Claudine Longet und Skistar Vladimir „Spider“ Sabich umarmen sich.

Copyright: imago/ZUMA Press

In der US-High-Society der frühen 1970er Jahre galten Sängerin Claudine Longet (r) und Skistar Vladimir „Spider“ Sabich als eines der schillerndsten Paare zwischen Ski-Piste, Musik und Jetset-Leben.

Aktualisiert:

Claudine Longet ist tot: Sie war eine gefeierte Sängerin – bis sie ihren Geliebten, Ski-Star Vladimir „Spider“ Sabich, erschoss.

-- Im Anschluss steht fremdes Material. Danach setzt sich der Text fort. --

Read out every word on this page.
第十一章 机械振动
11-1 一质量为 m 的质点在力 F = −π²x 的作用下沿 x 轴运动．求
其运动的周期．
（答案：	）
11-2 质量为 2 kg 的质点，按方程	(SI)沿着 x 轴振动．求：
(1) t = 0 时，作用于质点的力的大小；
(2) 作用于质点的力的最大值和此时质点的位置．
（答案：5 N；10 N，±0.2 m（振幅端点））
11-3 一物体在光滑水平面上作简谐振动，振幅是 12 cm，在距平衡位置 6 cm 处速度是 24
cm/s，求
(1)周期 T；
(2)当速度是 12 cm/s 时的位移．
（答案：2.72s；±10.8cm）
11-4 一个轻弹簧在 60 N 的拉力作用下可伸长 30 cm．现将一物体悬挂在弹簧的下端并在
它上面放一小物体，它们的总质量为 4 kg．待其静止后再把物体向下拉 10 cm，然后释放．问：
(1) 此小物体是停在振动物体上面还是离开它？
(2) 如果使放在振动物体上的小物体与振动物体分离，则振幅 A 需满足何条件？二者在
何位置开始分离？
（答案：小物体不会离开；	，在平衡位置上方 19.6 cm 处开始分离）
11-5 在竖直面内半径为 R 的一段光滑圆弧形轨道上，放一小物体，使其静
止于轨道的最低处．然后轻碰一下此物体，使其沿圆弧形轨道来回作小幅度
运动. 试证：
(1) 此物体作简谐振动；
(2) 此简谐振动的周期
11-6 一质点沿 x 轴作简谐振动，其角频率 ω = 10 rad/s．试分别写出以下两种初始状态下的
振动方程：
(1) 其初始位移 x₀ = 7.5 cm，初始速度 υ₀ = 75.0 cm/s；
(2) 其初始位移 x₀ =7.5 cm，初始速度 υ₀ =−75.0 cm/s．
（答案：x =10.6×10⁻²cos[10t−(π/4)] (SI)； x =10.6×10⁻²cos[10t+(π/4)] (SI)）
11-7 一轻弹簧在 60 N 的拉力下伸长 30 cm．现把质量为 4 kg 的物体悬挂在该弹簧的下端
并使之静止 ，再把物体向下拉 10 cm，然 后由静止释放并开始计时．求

Die französische Sängerin und Schauspielerin Claudine Longet ist im Alter von 84 Jahren verstorben. Die Nachricht kam über die sozialen Medien: Mit emotionalen Worten hat Bryan Longet den Tod seiner Tante bestätigt. Er teilte Bilder aus glücklichen Tagen und verabschiedete sich mit den Zeilen: „Du warst eine wahre Inspirationsquelle in meinem Leben und wirst es immer bleiben. Ein Stern mehr am Himmel.“

Besonders bemerkenswert: In seinem Beitrag veröffentlichte er auch zwei Fotos aus ihren späteren Lebensjahren. Es dürfte sich dabei vermutlich um die ersten öffentlichen Bilder des einstigen Weltstars seit den 1970er Jahren handeln.

Claudine Longet: Der sanfte Star aus Paris

Während die Familie um eine Frau trauert, die sie als gütig und inspirierend beschreibt, erinnert sich die Welt an eine der widersprüchlichsten Biografien des 20. Jahrhunderts.

In den 1960er-Jahren war Claudine Longet ein Weltstar. Die gebürtige Pariserin war mit dem berühmten Sänger Andy Williams („It’s The Most Wonderful Time of the Year“) verheiratet, hatte drei Kinder mit ihm und galt als Stilikone Hollywoods.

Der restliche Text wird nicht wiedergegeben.